In this study, a 400-1000nm hyperspectral camera can be used, and the products of Hangzhou Color Spectrum Technology Co., LTD
FS13 conducts related research. The spectral range is 400-1000nm, and the wavelength resolution is better than 2.5nm, up to 1200
Two spectral channels. Acquisition speed up to 128FPS in the full spectrum, up to 3300Hz after band selection (multi-zone support
Domain band selection).
With the promotion of potato staple grain strategy in China, potato related industry chain has been rapidly developed, and potato quality has become a hot issue. However, defects such as green skin and mechanical damage seriously affect the overall quantity of potatoes, especially the complex shape of green skin potatoes, defects are not easy to identify and increase the difficulty of detection. At the same time, if the content of solanin in green potato exceeds the edible standard, it will lead to food poisoning and cause food safety problems. Therefore, it is of great significance to study a fast and non-destructive detection method for potato deep processing and extension of potato industry chain.
Hyperspectral imaging technology has the advantages of wide band range, and can obtain the image and spectral information in the corresponding band range of the tested sample at the same time, so it has been widely used in rapid non-destructive testing of agricultural products. In order to solve the problem that the potato with light green skin is not easy to recognize under arbitrary position, the semi-transmission and reflection hyperspectral imaging techniques were used to compare and analyze, and the model recognition accuracy under different hyperspectral imaging methods was determined. The semi-transmitted hyperspectral and reflected hyperspectral images of potato samples were collected at any position, and detection models based on image information and spectral information were established respectively, and the recognition rates of different models were compared. Further establish image and spectrum fusion models or different imaging fusion models to improve model performance, and finally determine the optimal model.
(1) The accuracy of image information recognition models with different hyperspectral imaging methods is compared. The recognition rate of isometric mapping combined with deep belief network model based on semi-transmitted image information is only 78.67%. The recognition rate of the maximum variance expansion combined with deep belief network model based on reflected image information is only 77.33%. The results showed that the accuracy of the detection of light green potato by single image information was not high.
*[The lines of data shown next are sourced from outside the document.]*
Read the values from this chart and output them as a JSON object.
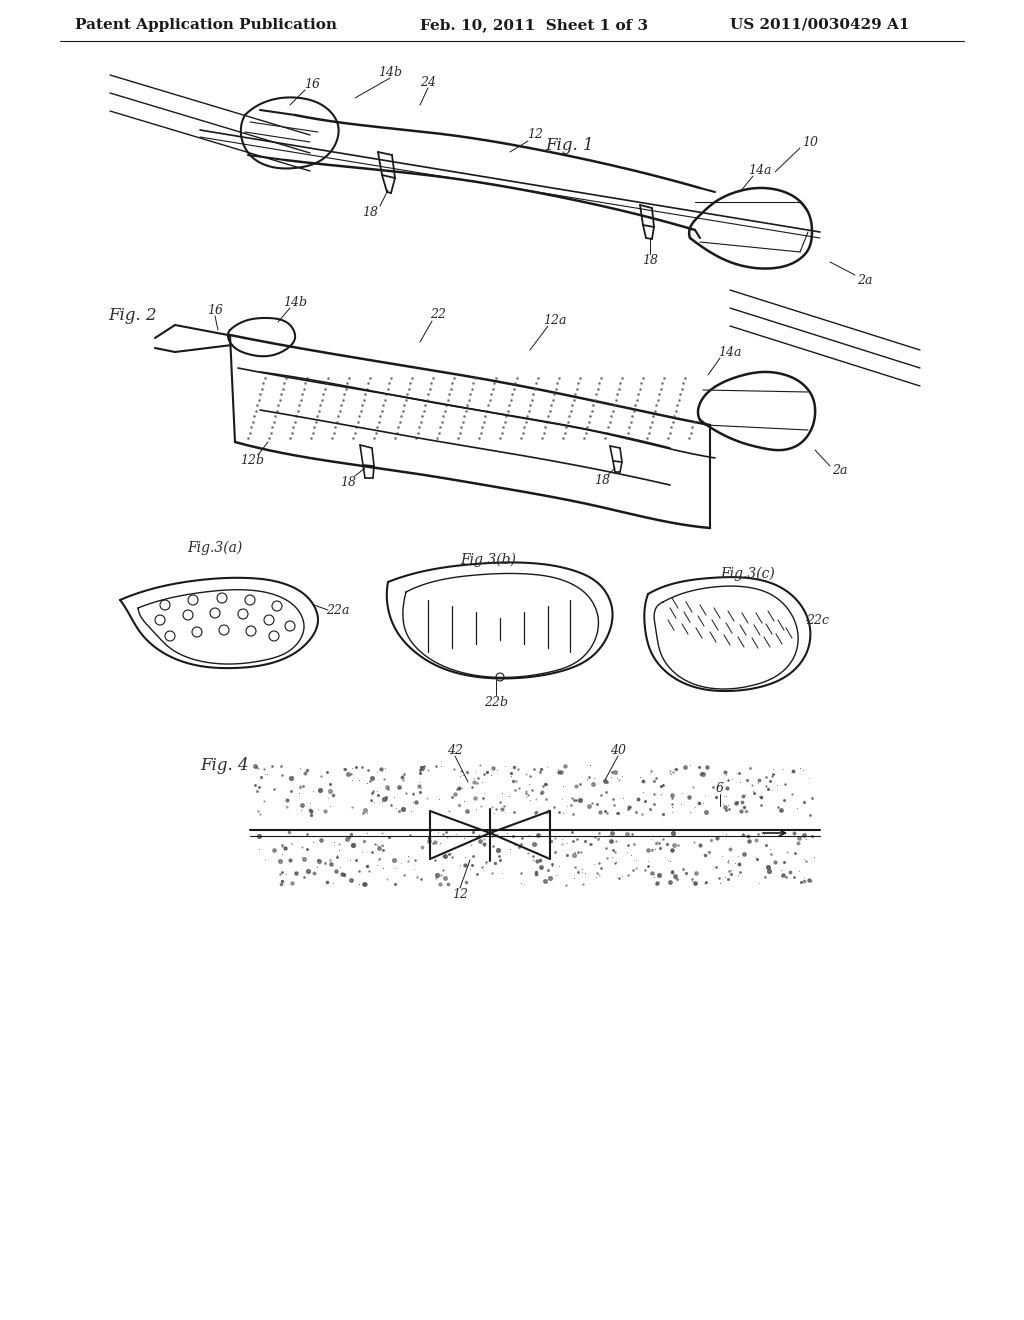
{
  "background_color": "#ffffff",
  "header_left": "Patent Application Publication",
  "header_center": "Feb. 10, 2011  Sheet 1 of 3",
  "header_right": "US 2011/0030429 A1",
  "header_fontsize": 11,
  "line_color": "#1a1a1a",
  "annotation_color": "#2a2a2a",
  "annotation_fontsize": 9
}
(2) The accuracy of spectral information recognition models with different hyperspectral imaging methods is compared. The recognition rate of local tangent space arrangement combined with deep belief network model based on semi-transmission spectrum information is the highest 93.33%. The recognition rate of local tangent spatial arrangement combined with deep belief network model based on reflectance spectral information is up to 90.67%. The results show that it is feasible to use single spectral information to detect light green potatoes, but the recognition rate needs to be further improved.
(3) The influence of three multi-source information fusion methods on the recognition accuracy is compared. The accuracy of the three fusion models of semi-transmitted image and semi-transmitted spectrum, reflected image and reflection spectrum, semi-transmitted spectrum and reflection spectrum is higher than that of single image or spectral model, and the deep belief network fusion model of semi-transmitted spectrum and reflection spectrum is the best, and the recognition rate of correction set and test set is 100%. The results show that the fusion model of semi-transmission spectrum and reflection spectrum can realize the nondestructive testing of light green skin potato.